All of the Islamic cookbooks include several versions of judhaba, which involve making some sort of bread pudding, and cooking it in an oven while “hanging over it a fat chicken.” Here is the first of about 15 variations from Caliphs’ Kitchen (p.374):

Take a whole bread made with the finest … flour, let its weight be 1 ratl. Cut it into morsel sized pieces, which you then soak in water in a green glazed bowl for about an hour. When the bread pieces are saturated and puffed, put them in the pan. Pour on them 1 ratl honey, 2 ratls sugar, and 1 ratl water. There should be enough to cover the bread and a little more. Mix in aromatic spices and saffron, too. Put the pan in the bottom center of a hot tannur, suspend a plump chicken over the pan, and [let it roast until done], God willing.

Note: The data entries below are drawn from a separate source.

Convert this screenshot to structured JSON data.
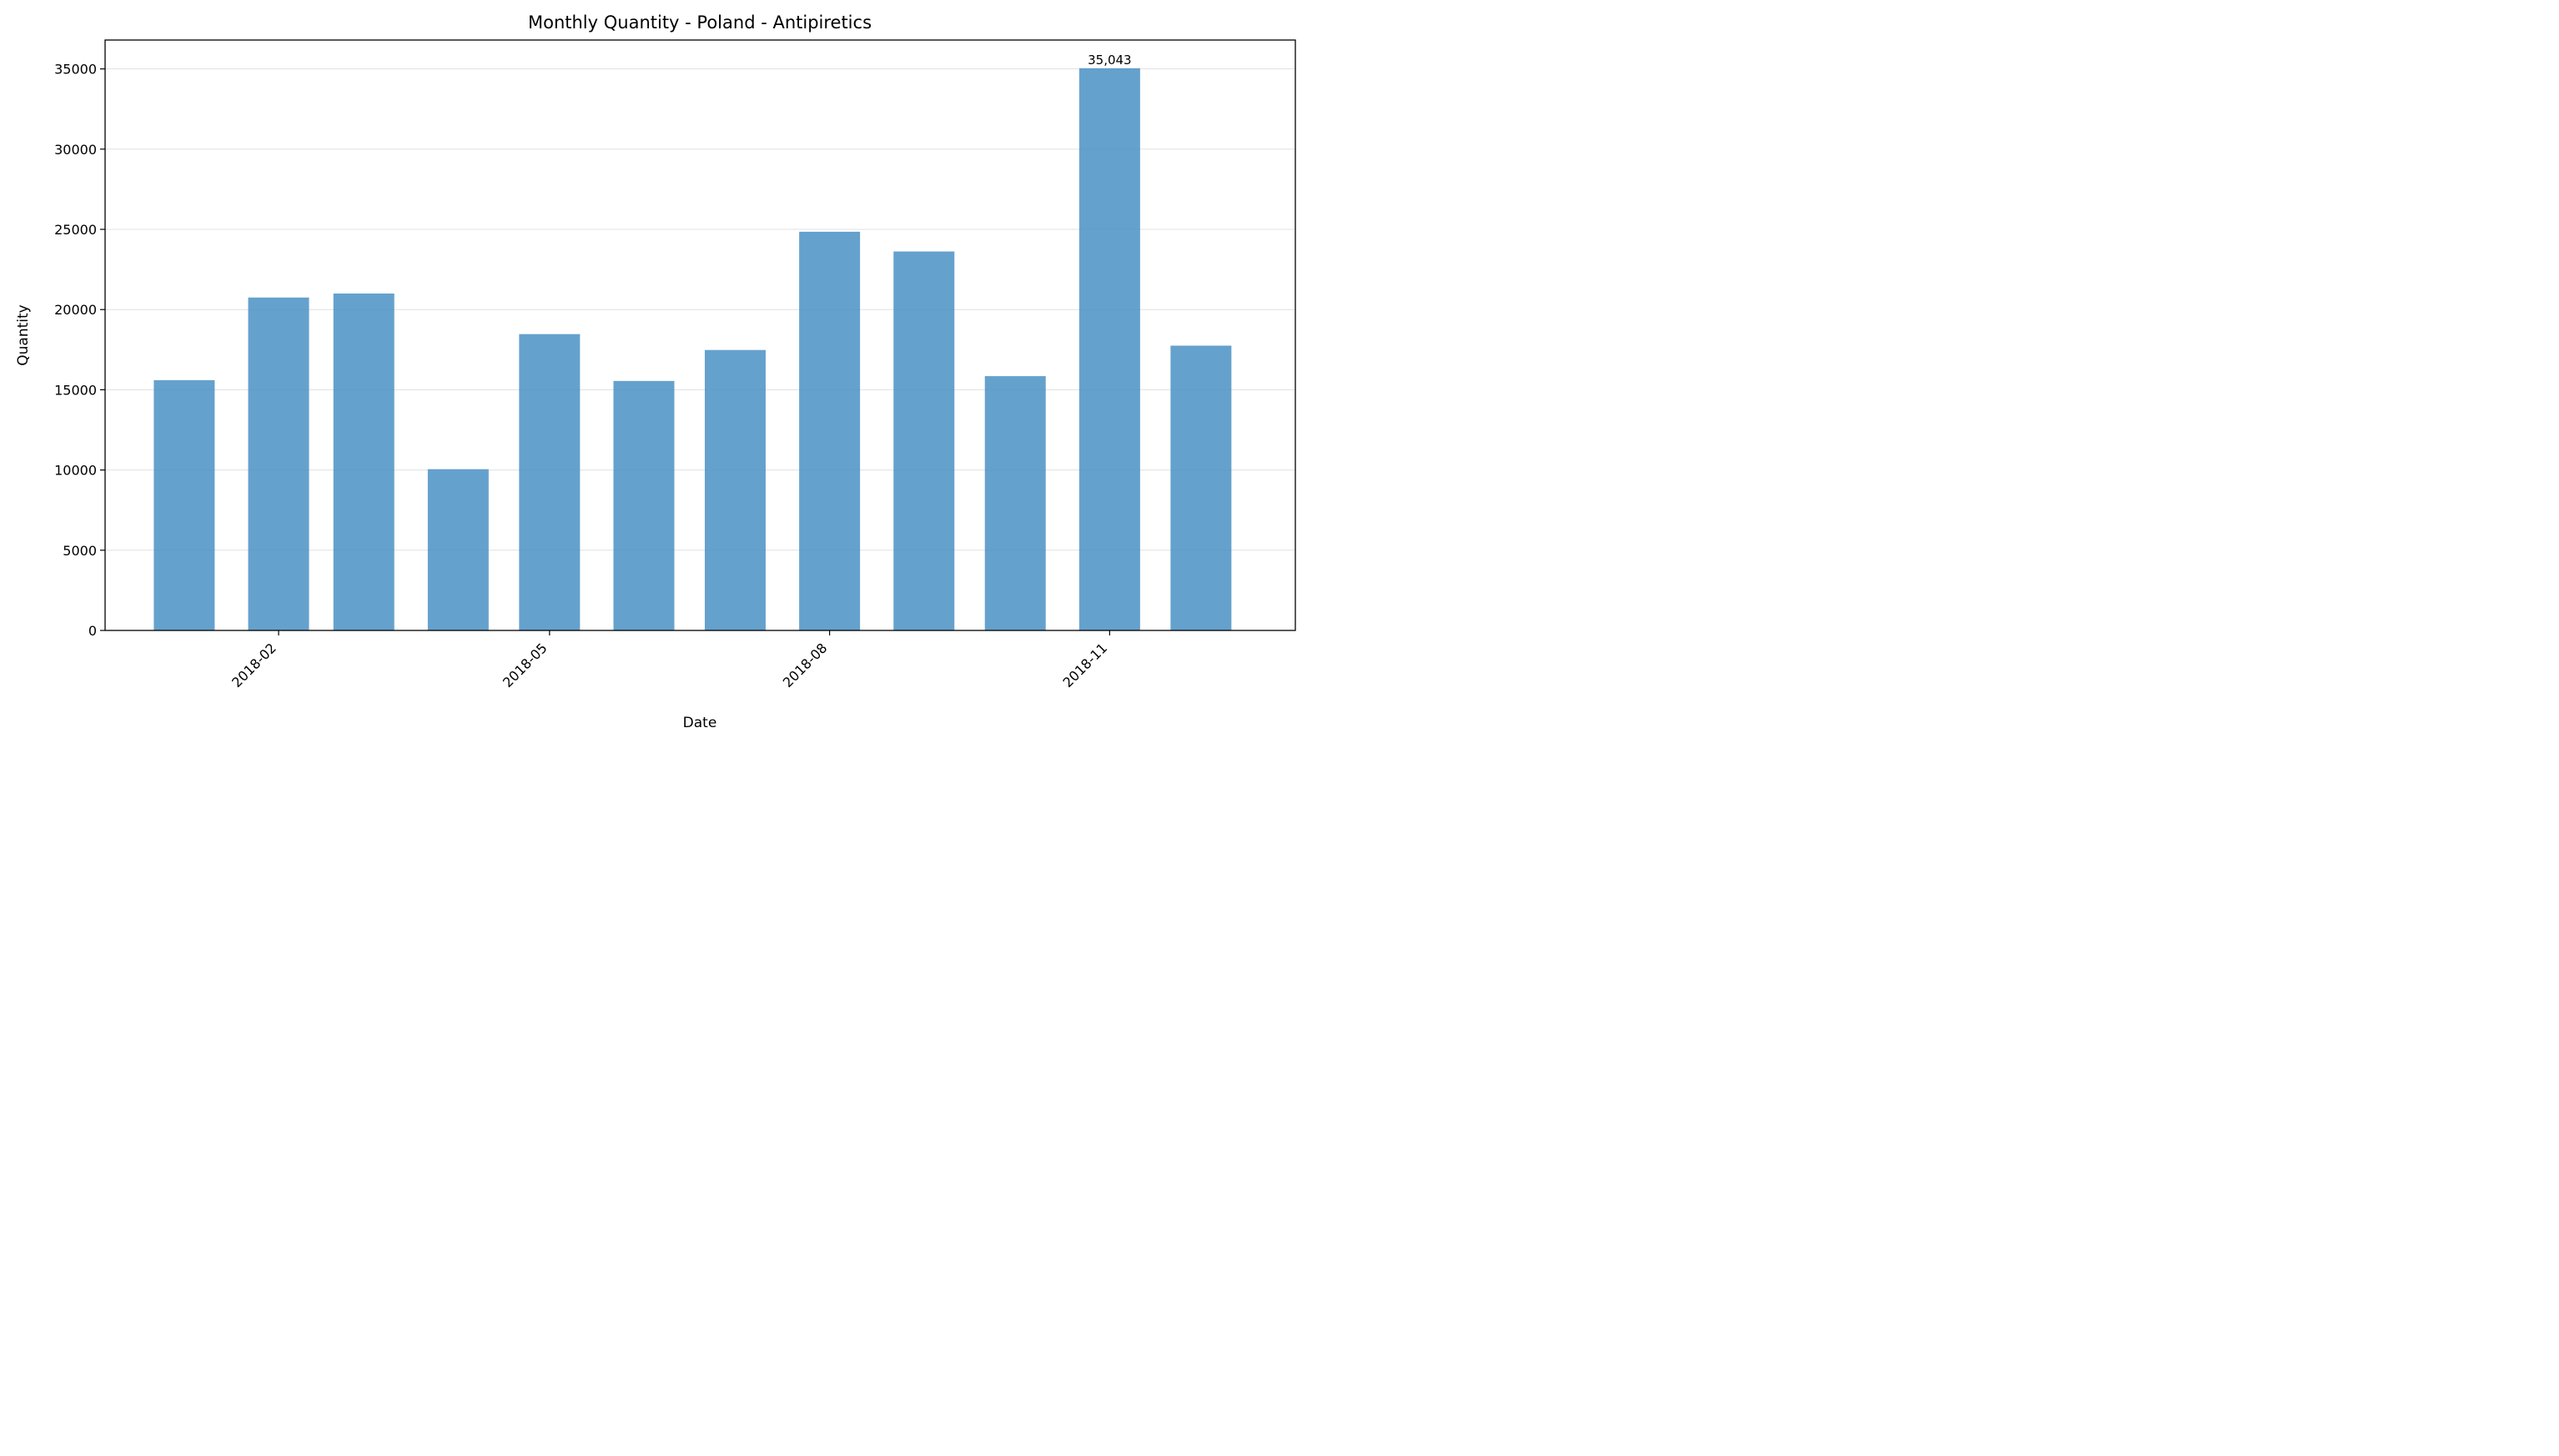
{
  "chart_data": {
    "type": "bar",
    "title": "Monthly Quantity - Poland - Antipiretics",
    "xlabel": "Date",
    "ylabel": "Quantity",
    "dates": [
      "2018-01-01",
      "2018-02-01",
      "2018-03-01",
      "2018-04-01",
      "2018-05-01",
      "2018-06-01",
      "2018-07-01",
      "2018-08-01",
      "2018-09-01",
      "2018-10-01",
      "2018-11-01",
      "2018-12-01"
    ],
    "values": [
      15600,
      20750,
      21000,
      10050,
      18470,
      15550,
      17480,
      24850,
      23620,
      15850,
      35043,
      17750
    ],
    "ylim": [
      0,
      36800
    ],
    "yticks": [
      0,
      5000,
      10000,
      15000,
      20000,
      25000,
      30000,
      35000
    ],
    "xticks": [
      "2018-02",
      "2018-05",
      "2018-08",
      "2018-11"
    ],
    "xlim": [
      "2017-12-06",
      "2019-01-01"
    ],
    "annotations": [
      {
        "date": "2018-11-01",
        "value": 35043,
        "text": "35,043"
      }
    ],
    "bar_color": "#4a90c4",
    "grid": "y",
    "legend": "none"
  }
}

As many questions as answers

Doesn’t that sound delicious? But it presents as may questions as it answers. What kind of bread would be considered “made with the finest flour”? Does the “green glazed bowl” matter? This recipe calls for equal weights of bread, honey, and water, and double the weight of sugar. Doesn’t that seem cloyingly sweet? What spices and how much of those spices? How do you suspend a chicken over that pan? Would it work in a modern kitchen oven, or do you need the live fire cooking?

And there are lots of variations in other judhaba recipes. Some call for different types of bread, cut to different sizes. The bread is soaked in different liquids, for example milk or berry juice. Proportions and types of sweetener vary. Recipes call for additions of different ingredients, for example apricots, dates, raisins, rosewater syrup, bananas, walnuts, almonds, sesame oil, eggs, onions, mushrooms, and more. Some recipes call for a thin bread laid under and over the bread pudding.

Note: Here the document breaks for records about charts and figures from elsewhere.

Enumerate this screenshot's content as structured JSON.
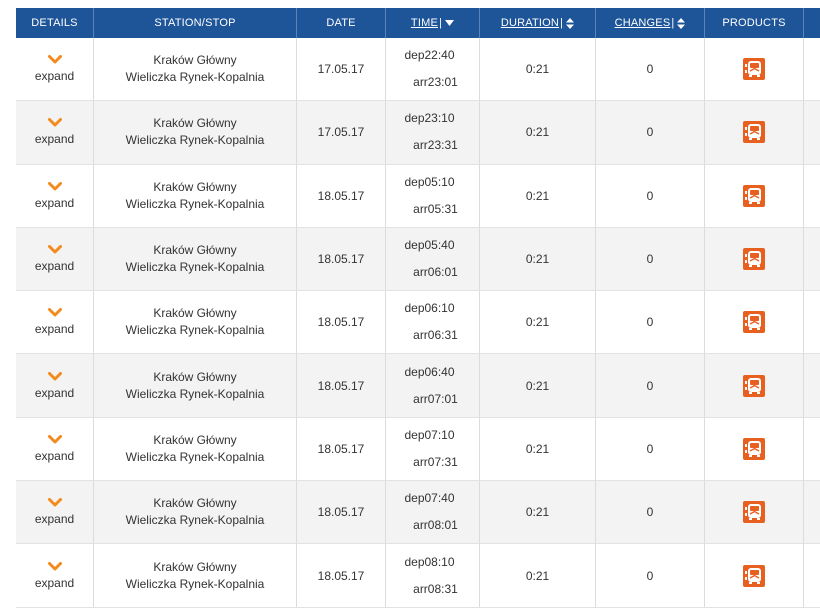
{
  "header": {
    "details": "DETAILS",
    "station": "STATION/STOP",
    "date": "DATE",
    "time": "TIME",
    "duration": "DURATION",
    "changes": "CHANGES",
    "products": "PRODUCTS"
  },
  "colors": {
    "header_bg": "#1e5599",
    "accent": "#e8601f",
    "row_alt": "#f3f3f3"
  },
  "icons": {
    "expand": "chevron-down-icon",
    "product": "bus-product-icon",
    "sort_active": "triangle-down-icon",
    "sort": "sort-arrows-icon"
  },
  "rows": [
    {
      "expand": "expand",
      "from": "Kraków Główny",
      "to": "Wieliczka Rynek-Kopalnia",
      "date": "17.05.17",
      "dep": "dep22:40",
      "arr": "arr23:01",
      "duration": "0:21",
      "changes": "0"
    },
    {
      "expand": "expand",
      "from": "Kraków Główny",
      "to": "Wieliczka Rynek-Kopalnia",
      "date": "17.05.17",
      "dep": "dep23:10",
      "arr": "arr23:31",
      "duration": "0:21",
      "changes": "0"
    },
    {
      "expand": "expand",
      "from": "Kraków Główny",
      "to": "Wieliczka Rynek-Kopalnia",
      "date": "18.05.17",
      "dep": "dep05:10",
      "arr": "arr05:31",
      "duration": "0:21",
      "changes": "0"
    },
    {
      "expand": "expand",
      "from": "Kraków Główny",
      "to": "Wieliczka Rynek-Kopalnia",
      "date": "18.05.17",
      "dep": "dep05:40",
      "arr": "arr06:01",
      "duration": "0:21",
      "changes": "0"
    },
    {
      "expand": "expand",
      "from": "Kraków Główny",
      "to": "Wieliczka Rynek-Kopalnia",
      "date": "18.05.17",
      "dep": "dep06:10",
      "arr": "arr06:31",
      "duration": "0:21",
      "changes": "0"
    },
    {
      "expand": "expand",
      "from": "Kraków Główny",
      "to": "Wieliczka Rynek-Kopalnia",
      "date": "18.05.17",
      "dep": "dep06:40",
      "arr": "arr07:01",
      "duration": "0:21",
      "changes": "0"
    },
    {
      "expand": "expand",
      "from": "Kraków Główny",
      "to": "Wieliczka Rynek-Kopalnia",
      "date": "18.05.17",
      "dep": "dep07:10",
      "arr": "arr07:31",
      "duration": "0:21",
      "changes": "0"
    },
    {
      "expand": "expand",
      "from": "Kraków Główny",
      "to": "Wieliczka Rynek-Kopalnia",
      "date": "18.05.17",
      "dep": "dep07:40",
      "arr": "arr08:01",
      "duration": "0:21",
      "changes": "0"
    },
    {
      "expand": "expand",
      "from": "Kraków Główny",
      "to": "Wieliczka Rynek-Kopalnia",
      "date": "18.05.17",
      "dep": "dep08:10",
      "arr": "arr08:31",
      "duration": "0:21",
      "changes": "0"
    }
  ]
}
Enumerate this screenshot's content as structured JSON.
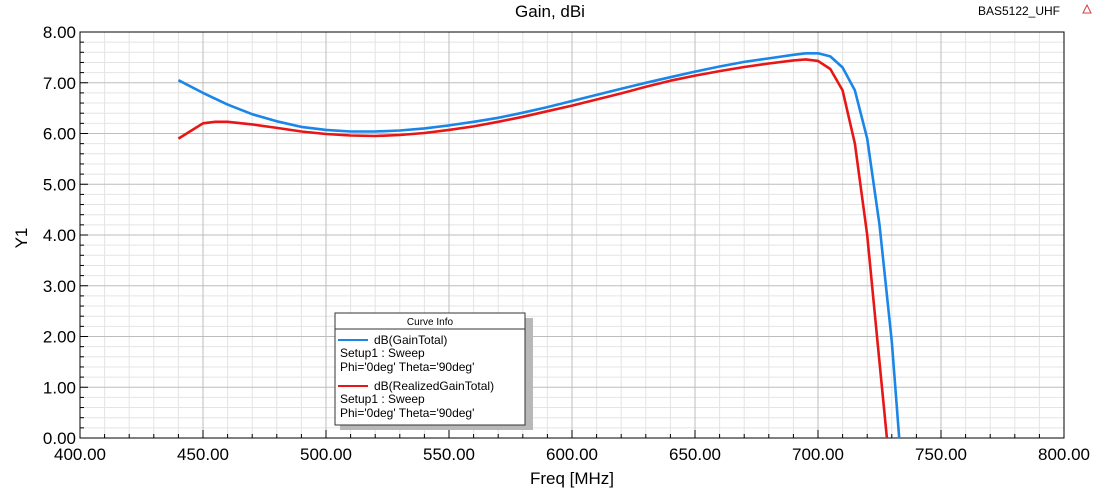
{
  "header": {
    "title": "Gain, dBi",
    "project": "BAS5122_UHF"
  },
  "legend": {
    "title": "Curve Info",
    "entries": [
      {
        "name": "dB(GainTotal)",
        "line2": "Setup1 : Sweep",
        "line3": "Phi='0deg' Theta='90deg'",
        "color": "#1a86e8"
      },
      {
        "name": "dB(RealizedGainTotal)",
        "line2": "Setup1 : Sweep",
        "line3": "Phi='0deg' Theta='90deg'",
        "color": "#e81616"
      }
    ]
  },
  "chart_data": {
    "type": "line",
    "title": "Gain, dBi",
    "xlabel": "Freq [MHz]",
    "ylabel": "Y1",
    "xlim": [
      400,
      800
    ],
    "ylim": [
      0,
      8
    ],
    "grid": true,
    "legend_position": "bottom-left",
    "x_ticks": [
      "400.00",
      "450.00",
      "500.00",
      "550.00",
      "600.00",
      "650.00",
      "700.00",
      "750.00",
      "800.00"
    ],
    "y_ticks": [
      "0.00",
      "1.00",
      "2.00",
      "3.00",
      "4.00",
      "5.00",
      "6.00",
      "7.00",
      "8.00"
    ],
    "series": [
      {
        "name": "dB(GainTotal)",
        "color": "#1a86e8",
        "x": [
          440,
          450,
          460,
          470,
          480,
          490,
          500,
          510,
          520,
          530,
          540,
          550,
          560,
          570,
          580,
          590,
          600,
          610,
          620,
          630,
          640,
          650,
          660,
          670,
          680,
          690,
          695,
          700,
          705,
          710,
          715,
          720,
          725,
          730,
          733
        ],
        "y": [
          7.05,
          6.8,
          6.57,
          6.38,
          6.24,
          6.13,
          6.07,
          6.04,
          6.04,
          6.06,
          6.1,
          6.16,
          6.23,
          6.31,
          6.41,
          6.52,
          6.64,
          6.76,
          6.88,
          7.0,
          7.11,
          7.22,
          7.32,
          7.41,
          7.48,
          7.55,
          7.58,
          7.58,
          7.52,
          7.3,
          6.85,
          5.9,
          4.2,
          1.9,
          0.0
        ]
      },
      {
        "name": "dB(RealizedGainTotal)",
        "color": "#e81616",
        "x": [
          440,
          445,
          450,
          455,
          460,
          470,
          480,
          490,
          500,
          510,
          520,
          530,
          540,
          550,
          560,
          570,
          580,
          590,
          600,
          610,
          620,
          630,
          640,
          650,
          660,
          670,
          680,
          690,
          695,
          700,
          705,
          710,
          715,
          720,
          724,
          728
        ],
        "y": [
          5.9,
          6.05,
          6.2,
          6.23,
          6.23,
          6.18,
          6.11,
          6.04,
          5.99,
          5.96,
          5.95,
          5.97,
          6.01,
          6.07,
          6.14,
          6.23,
          6.33,
          6.44,
          6.55,
          6.67,
          6.79,
          6.92,
          7.04,
          7.14,
          7.23,
          7.31,
          7.38,
          7.44,
          7.46,
          7.43,
          7.27,
          6.85,
          5.8,
          4.0,
          2.0,
          0.0
        ]
      }
    ]
  }
}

I tried a version of this in my kitchen oven, just laying chicken pieces over some soaked bread mixture, but it came out dry and dull.

Then, last summer, we built a clay oven in our backyard, and I decided to try this concept again.

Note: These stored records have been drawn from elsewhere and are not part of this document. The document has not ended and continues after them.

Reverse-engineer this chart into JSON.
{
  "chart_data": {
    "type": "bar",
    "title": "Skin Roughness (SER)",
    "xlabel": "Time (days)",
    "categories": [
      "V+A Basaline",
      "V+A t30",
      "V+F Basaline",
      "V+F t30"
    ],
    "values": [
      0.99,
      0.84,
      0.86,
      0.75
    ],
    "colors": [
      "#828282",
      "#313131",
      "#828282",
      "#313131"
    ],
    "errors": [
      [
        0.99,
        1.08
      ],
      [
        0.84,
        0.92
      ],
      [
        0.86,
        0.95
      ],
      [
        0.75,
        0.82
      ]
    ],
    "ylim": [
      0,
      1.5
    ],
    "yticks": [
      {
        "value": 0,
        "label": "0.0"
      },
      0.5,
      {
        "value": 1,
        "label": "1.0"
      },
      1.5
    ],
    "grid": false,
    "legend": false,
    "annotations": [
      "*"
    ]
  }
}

Working from the base recipe, I used a loaf of medium density bakery bread. I soaked it in my metal mixing bowl, letting it get soggier than my usual bread pudding would be. I could not get myself to make it as sweet as the original recipe suggested, so I used the honey but not the sugar.

I looked through the other recipes for spices that might be mentioned, and ended up adding salt, cinnamon, sesame oil and cloves. I wanted to do one of the additional flavors, and settled on dates. I used some thin pita I had in the freezer for the bread above and below the bread pudding.

Hanging the chicken

I was stumped on how to hang the chicken over the bread pudding until a friend solved the problem for me. “What’s wrong with you, girl?  Haven’t you ever heard of beer can chicken?”  I used tomato cans instead.

There was a steep learning curve as we started using our oven. Once the oven was fully heated up, after about two hours of fire, we cleared the coals out and cooked with the residual heat. (We have since started doing some of the cooking on the fire while the oven is heating up.) We put the judhaba in right after the sourdough breads came out, so the oven was probably around 400 degrees, and left it in for about an hour or maybe a little less.

The result was superb. The pita on top of the bread pudding crisped up, turning into chicken flavored pita chips. And with the pita on top, the bread pudding stayed nice and moist. It was sweet and delicious.

The chicken was clearly not the point of the recipe, but it was crisp-skinned and delicately flavored. We served on a large platter, with the cut up chicken in the middle, surrounded by the bread pudding, with the pita chips around the edges.

My redacted recipe is still less precise than most modern recipes. And I do not know whether it would be as good cooked in a modern oven. But we are planning a “clay oven greatest hits” cook day this fall, and judhaba was tops on everyone’s list.